Soalnya, tingkat suku bunga The Fed akan berpengaruh pada nilai tukar mata uang asing di negara-negara Asia, termasuk Indonesia. "Sulit untuk tidak mengaitkan tekanan terhadap rupiah dengan rapat The Fed yang akan berlangsung pekan depan," kata Alfred.
Selain itu, kondisi makro Indonesia juga masih belum memberikan kepastian bagi para investor. Alfred mengatakan, angka pertumbuhan produk domestik bruto (PDB) kuartal I-2018 juga belum juga diumumkan. Pasalnya, IHSG juga menggantungkan ekspektasi pada pertumbuhan besaran PDB yang ditargetkan pemerintah yaitu 5,4%.
Jika PDB kuartal I-2018 hanya tumbuh di bawah 5,1%, pasar akan kembali terkoreksi. Karena, asumsi pertumbuhan 5,4% akan sulit terealisasi. Selain GDP, pasar juga melihat kondisi inflasi. Pasar juga melihat gelagat pemerintah untuk menaikkan kembali harga bahan bakar minyak (BBM), karena faktor naiknya harga minyak dunia.

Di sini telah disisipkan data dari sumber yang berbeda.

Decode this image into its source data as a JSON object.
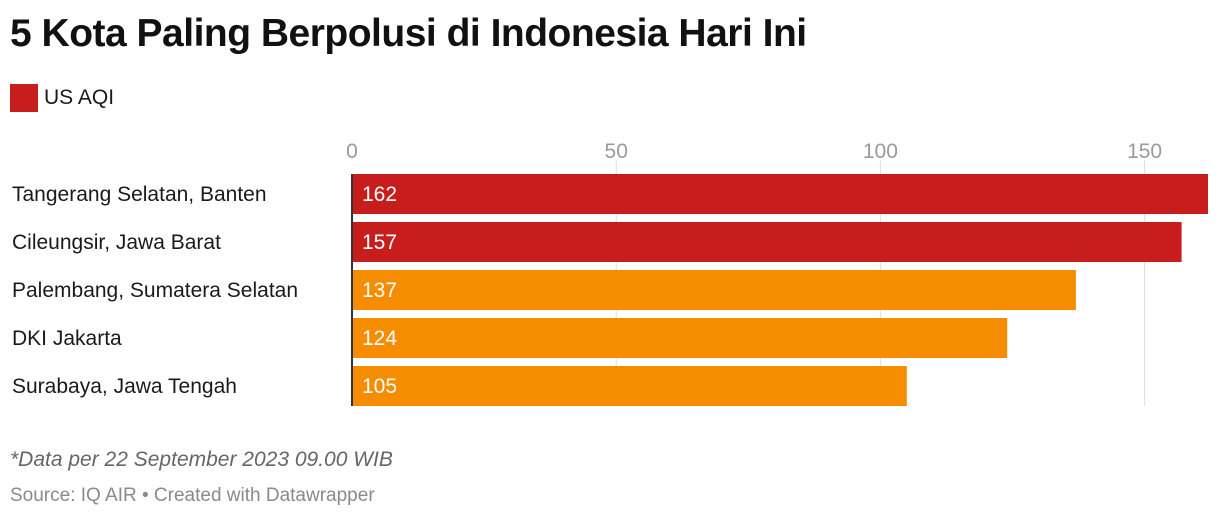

"Jika pemerintah tidak menaikkan harga BBM akan ada peningkatan subsidi, tentu ini akan mengarah kepada potensi defisit neraca APBN yang akan semakin meningkat, sementara kalau dinaikkan porsi BBM terhadap inflasi akan lebih besar," terang Alfred.
Dalam kondisi market yang tengah memerah sekarang, pasar masih menunggu kebijakan Bank Indonesia untuk menjinakkan nilai tukar rupiah dan melakukan kebijakan terkait suku bunga. Di saat bersamaan, pasar juga menanti pengumuman dari pemerintah terkait kondisi pertumbuhan ekonomi Indonesia kuartal I-2018.
Alfred menilai IHSG masih akan menanti penguatan rupiah. "Nanti tergantung bagaimana pergerakan nilai rupiah. Selama rupiah masih akan tertekan, indeks juga berpeluang untuk kembali tertekan," kata Alfred.
Alfred menambahkan, jika pekan depan rupiah bisa tembus di bawah Rp 13.800 per dollar AS bisa jadi obat yang cukup ampuh untuk menenangkan pasar dan IHSG kembali rebound.